İslam toplumunun kimyasını bozmak için bunların dışında bir üçüncü şeye gerek yoktur.
Ehl-i kitap (Hasan Basri Çantay "kitaplılar" diye tercüme eder Ehl-i Kitap ifadesini ve müslümanlar Ehl-i Kitap sınıfından değildir.
Ehl-i Kitap denince Yahudiler ve Hristiyanlar kastedilir.
Yahudiler kendilerince özel bir sınıf olduğu için, Ehl-i Kitap ile evlilik sözkonusu olunca Hristiyan kadınlarla yapılan evlilikler akla gelir.

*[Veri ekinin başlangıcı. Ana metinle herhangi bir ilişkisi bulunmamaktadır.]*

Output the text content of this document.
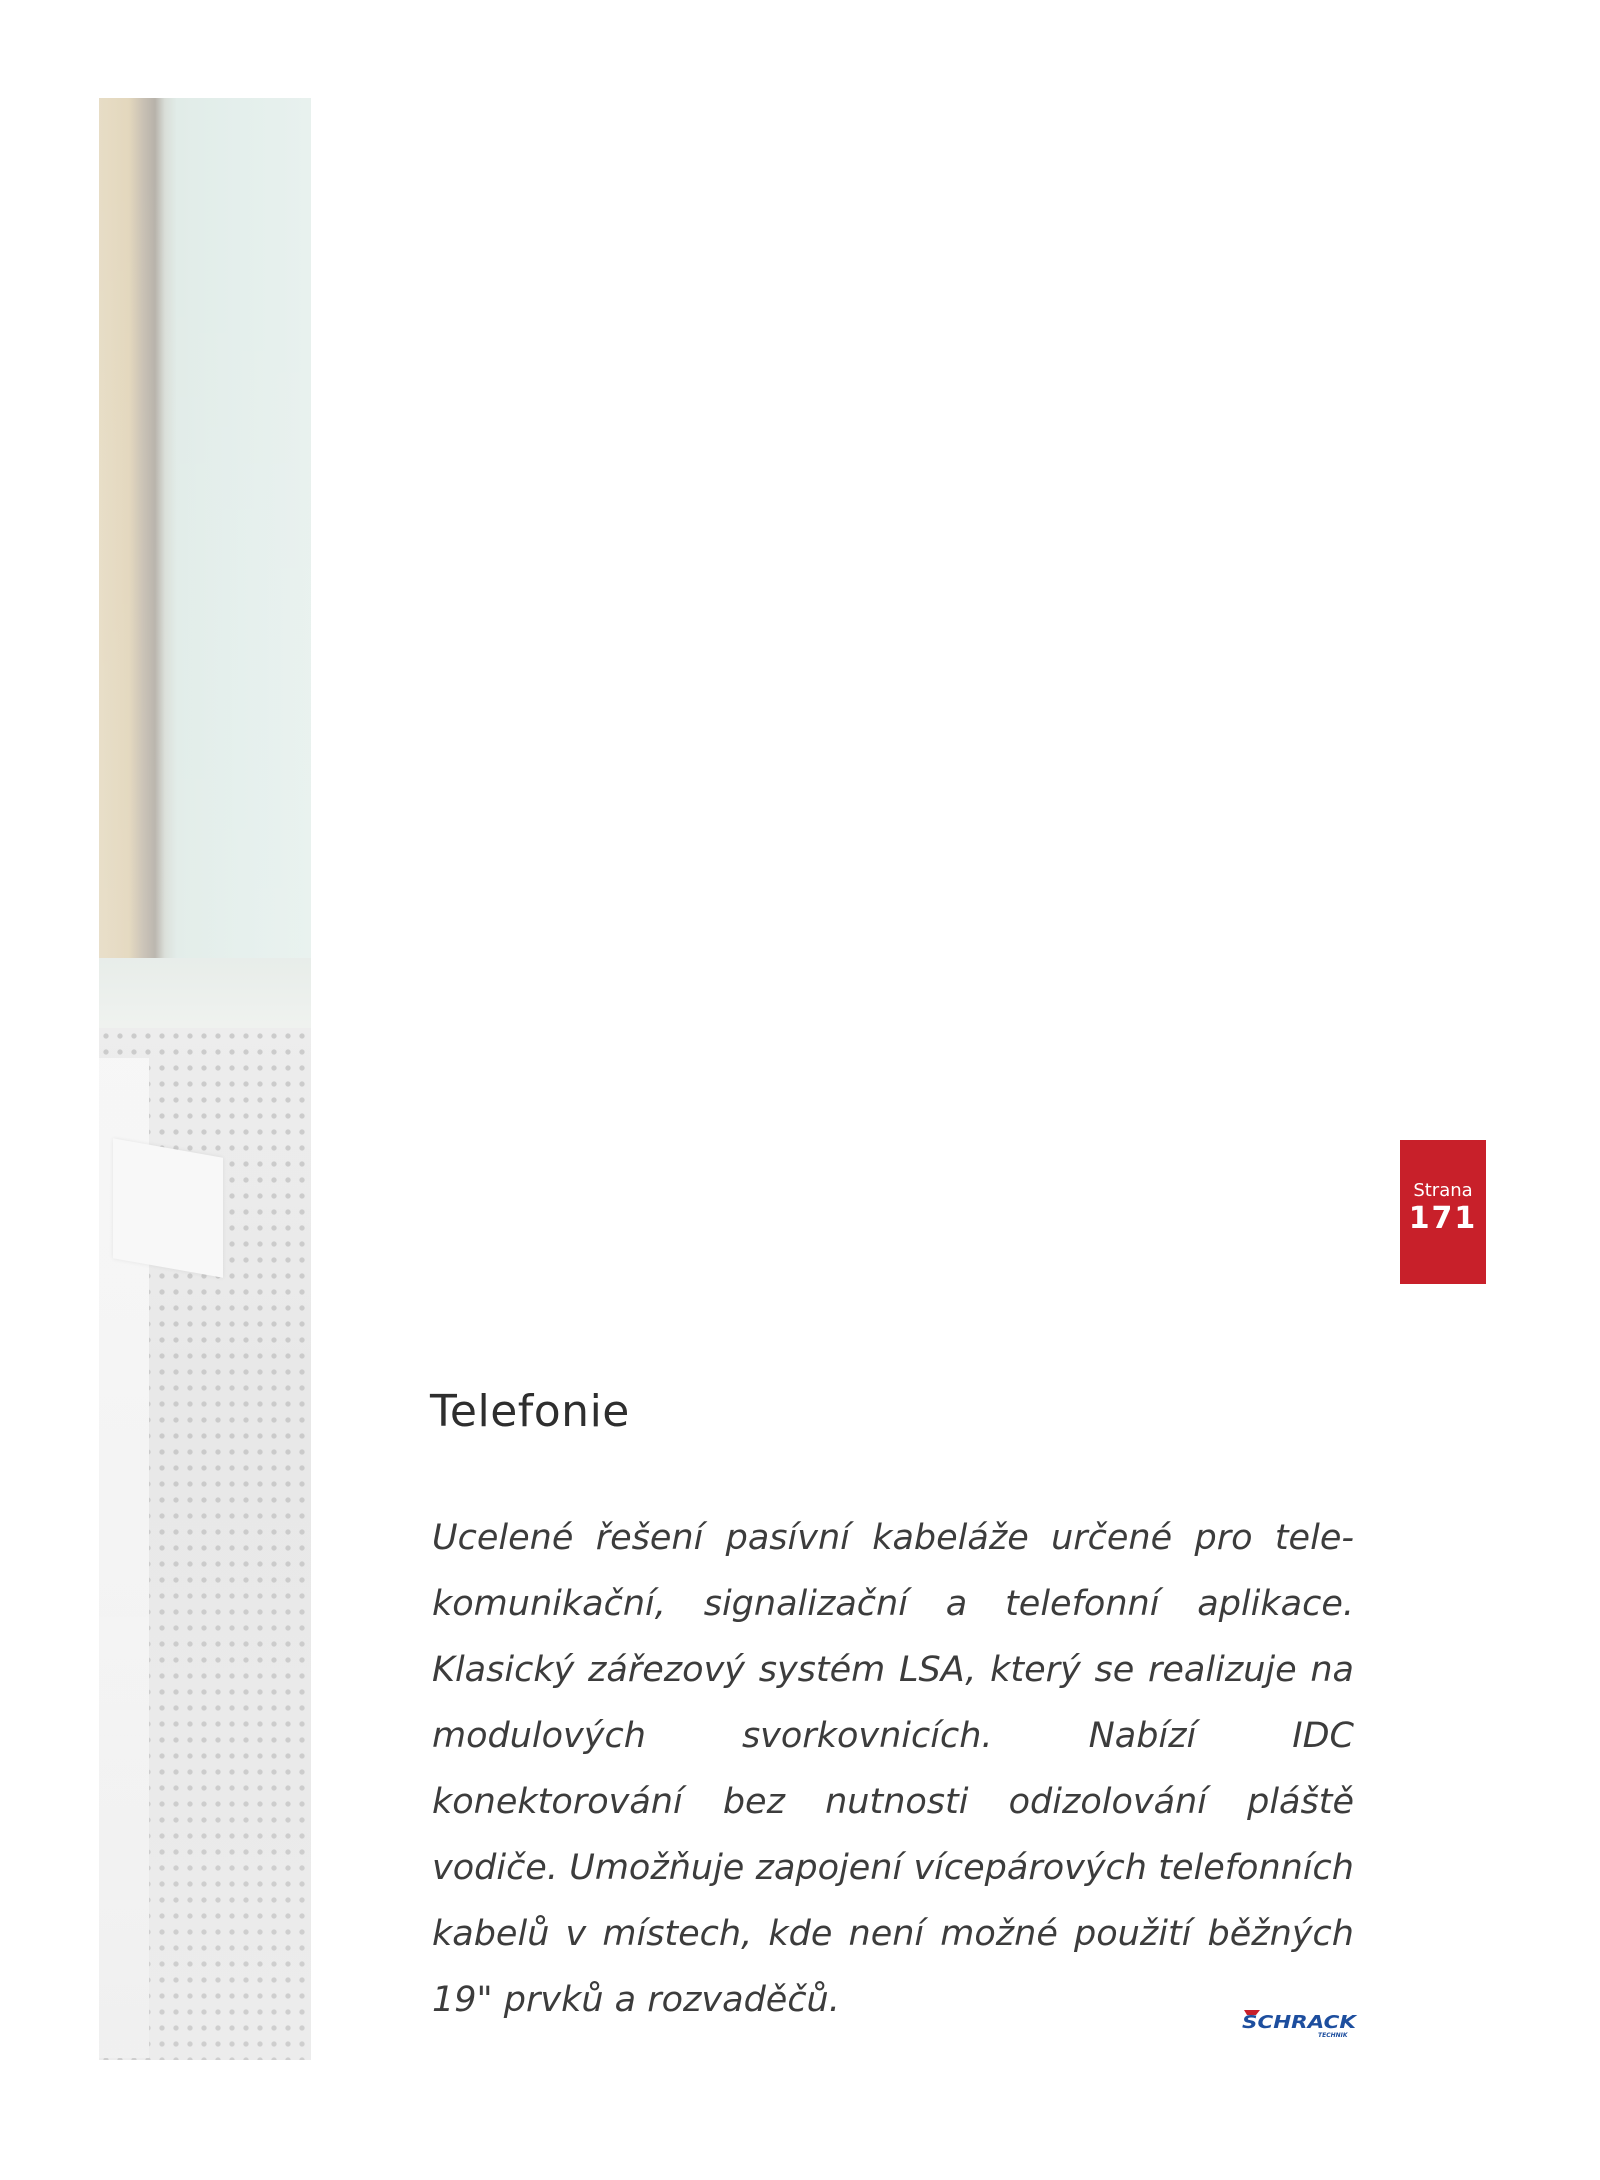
Strana
171
Telefonie

Ucelené řešení pasívní kabeláže určené pro telekomunikační, signalizační a telefonní aplikace. Klasický zářezový systém LSA, který se realizuje na modulových svorkovnicích. Nabízí IDC konektorování bez nutnosti odizolování pláště vodiče. Umožňuje zapojení vícepárových telefonních kabelů v místech, kde není možné použití běžných 19" prvků a rozvaděčů.

SCHRACK
TECHNIK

Ehl-i Kitap, Kur'an'ın birçok ayetinde beyan edildiği üzre müşriktir ve müşrik kadınla-erkekle evlenmek caiz değildir.
"Yahudiler "Üzeyir Allah'ın oğludur" dediler, hıristiyanlar da "Mesîh (Îsâ) Allah'ın oğludur" dediler. Bunlar, daha önceki inkârcıların söylediklerine benzer biçimde ağızlarından çıkan sözlerdir. Allah onları kahretsin! (Gerçeklerden) nasıl da yüz çeviriyorlar!"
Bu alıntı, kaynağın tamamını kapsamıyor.